El pasado 17 de mayo falleció en Buenos Aires Luis Chitarroni. La noticia apenas ha tenido eco en la prensa cultural española, que dos días después se volcaba en cubrir la muerte de Martin Amis. No hay ninguna injusticia en ello. Amis era un escritor de amplia proyección internacional. Chitarroni, editor, crítico y agitador cultural antes que narrador y ensayista, fue –en un sentido bastante específico– un importante constructor y catalizador del campo literario argentino, conocedor como pocos de la tradición y los entresijos de la cultura europea y anglosajona, pero interesado sobre todo en fecundar a través de ellas la imaginación y la literatura de su propio país y de su lengua.

Es comprensible, digo, que la prensa cultural española apenas se haya hecho eco de la muerte de Chitarroni. Desde esta orilla del Atlántico su huella apenas resulta apreciable. Y no solo porque ni sus artículos, ni sus ensayos, ni sus inclasificables artefactos narrativos han circulado por aquí; no solo porque muy pocas veces fuese atraído a España como profesor o conferenciante (¡y lo que nos perdimos con eso!); no solo porque el alcance de su extraordinario y generoso trabajo como editor y maestro de editores, movido por una decidida voluntad de intervención en un sistema literario que él mismo contribuyó a dinamizar, a renovar y a transformar, no llegara, ay, hasta aquí.

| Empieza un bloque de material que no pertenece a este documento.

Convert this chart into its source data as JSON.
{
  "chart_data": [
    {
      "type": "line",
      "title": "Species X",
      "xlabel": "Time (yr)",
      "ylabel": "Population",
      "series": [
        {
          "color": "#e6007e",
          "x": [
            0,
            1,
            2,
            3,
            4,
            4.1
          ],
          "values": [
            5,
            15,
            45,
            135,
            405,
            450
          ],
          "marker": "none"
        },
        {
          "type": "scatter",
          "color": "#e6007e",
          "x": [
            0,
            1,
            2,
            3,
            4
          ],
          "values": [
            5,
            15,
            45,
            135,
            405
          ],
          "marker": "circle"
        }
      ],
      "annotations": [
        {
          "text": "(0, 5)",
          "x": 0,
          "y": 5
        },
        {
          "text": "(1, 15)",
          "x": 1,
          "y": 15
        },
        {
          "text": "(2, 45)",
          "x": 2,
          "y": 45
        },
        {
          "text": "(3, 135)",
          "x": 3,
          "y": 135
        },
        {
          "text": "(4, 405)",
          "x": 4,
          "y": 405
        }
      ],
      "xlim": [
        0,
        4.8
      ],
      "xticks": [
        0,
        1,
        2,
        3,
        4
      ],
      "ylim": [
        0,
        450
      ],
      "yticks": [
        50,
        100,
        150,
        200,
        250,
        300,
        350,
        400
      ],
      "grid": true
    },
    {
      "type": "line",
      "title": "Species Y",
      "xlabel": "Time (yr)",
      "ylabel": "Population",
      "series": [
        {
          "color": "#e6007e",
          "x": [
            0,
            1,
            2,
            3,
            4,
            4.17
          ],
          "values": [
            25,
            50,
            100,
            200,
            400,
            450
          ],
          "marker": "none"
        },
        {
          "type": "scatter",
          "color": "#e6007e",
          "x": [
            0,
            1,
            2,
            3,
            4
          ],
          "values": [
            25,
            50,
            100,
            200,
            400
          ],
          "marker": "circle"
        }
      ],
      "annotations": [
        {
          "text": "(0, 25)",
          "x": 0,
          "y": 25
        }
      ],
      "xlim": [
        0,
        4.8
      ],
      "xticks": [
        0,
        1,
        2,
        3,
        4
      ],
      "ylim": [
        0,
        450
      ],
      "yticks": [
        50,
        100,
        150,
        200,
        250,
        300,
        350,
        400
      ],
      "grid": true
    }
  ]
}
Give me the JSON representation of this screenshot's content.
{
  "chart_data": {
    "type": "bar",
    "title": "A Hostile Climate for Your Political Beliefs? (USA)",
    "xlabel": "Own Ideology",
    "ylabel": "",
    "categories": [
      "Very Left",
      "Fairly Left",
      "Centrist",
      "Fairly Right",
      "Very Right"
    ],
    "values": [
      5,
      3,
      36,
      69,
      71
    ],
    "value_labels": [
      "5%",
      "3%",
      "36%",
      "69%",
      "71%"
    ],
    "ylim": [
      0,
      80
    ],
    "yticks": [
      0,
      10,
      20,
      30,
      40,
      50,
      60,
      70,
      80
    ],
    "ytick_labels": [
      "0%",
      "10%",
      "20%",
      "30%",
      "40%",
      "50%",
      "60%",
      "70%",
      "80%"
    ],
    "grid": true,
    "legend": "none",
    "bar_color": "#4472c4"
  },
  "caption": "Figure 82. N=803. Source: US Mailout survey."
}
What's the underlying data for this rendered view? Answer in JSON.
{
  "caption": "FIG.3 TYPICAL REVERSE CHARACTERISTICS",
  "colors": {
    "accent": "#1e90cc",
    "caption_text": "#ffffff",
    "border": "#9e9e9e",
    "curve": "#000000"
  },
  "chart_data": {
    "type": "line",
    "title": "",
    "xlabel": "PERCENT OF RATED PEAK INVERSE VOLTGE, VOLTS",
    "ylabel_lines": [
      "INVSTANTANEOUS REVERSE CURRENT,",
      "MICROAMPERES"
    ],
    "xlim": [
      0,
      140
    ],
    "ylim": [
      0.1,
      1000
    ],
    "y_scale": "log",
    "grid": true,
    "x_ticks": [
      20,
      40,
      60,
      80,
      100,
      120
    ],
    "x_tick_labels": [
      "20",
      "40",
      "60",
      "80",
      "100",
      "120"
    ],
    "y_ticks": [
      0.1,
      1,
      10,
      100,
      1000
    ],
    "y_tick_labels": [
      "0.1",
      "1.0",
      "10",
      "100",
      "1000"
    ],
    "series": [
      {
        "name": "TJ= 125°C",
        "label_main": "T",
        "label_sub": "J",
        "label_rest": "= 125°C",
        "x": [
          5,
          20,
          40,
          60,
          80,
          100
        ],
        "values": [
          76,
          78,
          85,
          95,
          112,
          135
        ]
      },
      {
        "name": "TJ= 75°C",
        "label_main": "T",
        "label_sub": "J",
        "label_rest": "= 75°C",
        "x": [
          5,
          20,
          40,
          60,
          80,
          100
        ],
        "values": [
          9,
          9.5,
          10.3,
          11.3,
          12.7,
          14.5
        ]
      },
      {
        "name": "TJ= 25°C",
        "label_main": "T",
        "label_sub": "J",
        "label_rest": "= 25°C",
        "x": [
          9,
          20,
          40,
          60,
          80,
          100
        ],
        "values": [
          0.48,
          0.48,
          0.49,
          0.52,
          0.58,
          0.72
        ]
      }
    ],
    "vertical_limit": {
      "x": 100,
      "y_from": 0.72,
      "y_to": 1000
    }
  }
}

También porque la figura de Chitarroni es, en buena medida, intraducible para la cultura española; porque su “silueta” solo acierta a perfilarse sobre el trasfondo de una cultura –la argentina– que, infinitamente más cosmopolita y sofisticada que la nuestra, atravesada –y enriquecida– por tensiones completamente distintas, es capaz de generar figuras como la suya: una especie de Borges hipertrofiado, la utopía al fin cumplida del Lector Total.
Total y feliz, absolutamente feliz.

Todos los lectores de argentina comparten un luto transido de gratitud, de reconocimiento. Y cómo evocar la chisporroteante sabiduría de su conversación

–¿Serviría de algo, para que el lector español se hiciera una idea, decirle que Chitarroni podría ser el resultado de meter en una batidora los nombres de Aliocha Coll, Pere Gimferrer, Álvaro del Amo, Ramón Buenaventura y Luis Magrinyà?
–No. A quién se le ocurre.

Cuando visité por primera vez Buenos Aires, a comienzos de los 90, acababa de aparecer el primer libro de Chitarroni, Siluetas, una impagable colección de casi medio centenar de breves “siluetas” de escritores publicadas antes en la revista Babel. Me lo traje a España: era una verdadera cueva de Alí Babá para lectores ávidos. El único autor español comentado era Eduardo Mendoza, de quien destacaba Chitarroni su “apariencia resuelta de un agente de la Pinkerton”. El siguiente era Amis.

Muchos años después, el editor chileno Matías Rivas, que trabajó con él en Sudamericana, me encomendó la tarea de armar, en estrecha complicidad con Chitarroni, el que me parece que es su último libro: Pasado mañana (Ediciones Universidad Diego Portales, 2020), una miscelánea de intervenciones. Como el mismo Chitarroni dice en el prólogo, el trabajo de reunir y ordenar las piezas allí compiladas se asemejó “al de hacer una cama sobre la que se consumó una sucesión de orgías”. Imposible sugerir mejor la resaca de gozo que transmiten siempre sus textos, en los que destaca el nerviosismo de su estilo, esa dichosa renuncia a mantener el rumbo de unos argumentos distraídos siempre por los tesoros infinitos de su curiosidad y de su memoria.

Chitarroni ha muerto a los sesenta y cuatro años, menudo contratiempo. Revisen los obituarios publicados por la prensa cultural argentina: suman un emocionante mar de lágrimas, de risas recordadas. Todos los lectores del país comparten un luto transido de gratitud, de admiración, de reconocimiento. Y cómo evocar el humor y la sabiduría de su conversación, tan chisporroteante. Ni la más poderosa inteligencia artificial podrá nunca replicar, mucho menos combinar como él hacía, la fabulosa enciclopedia de su mente.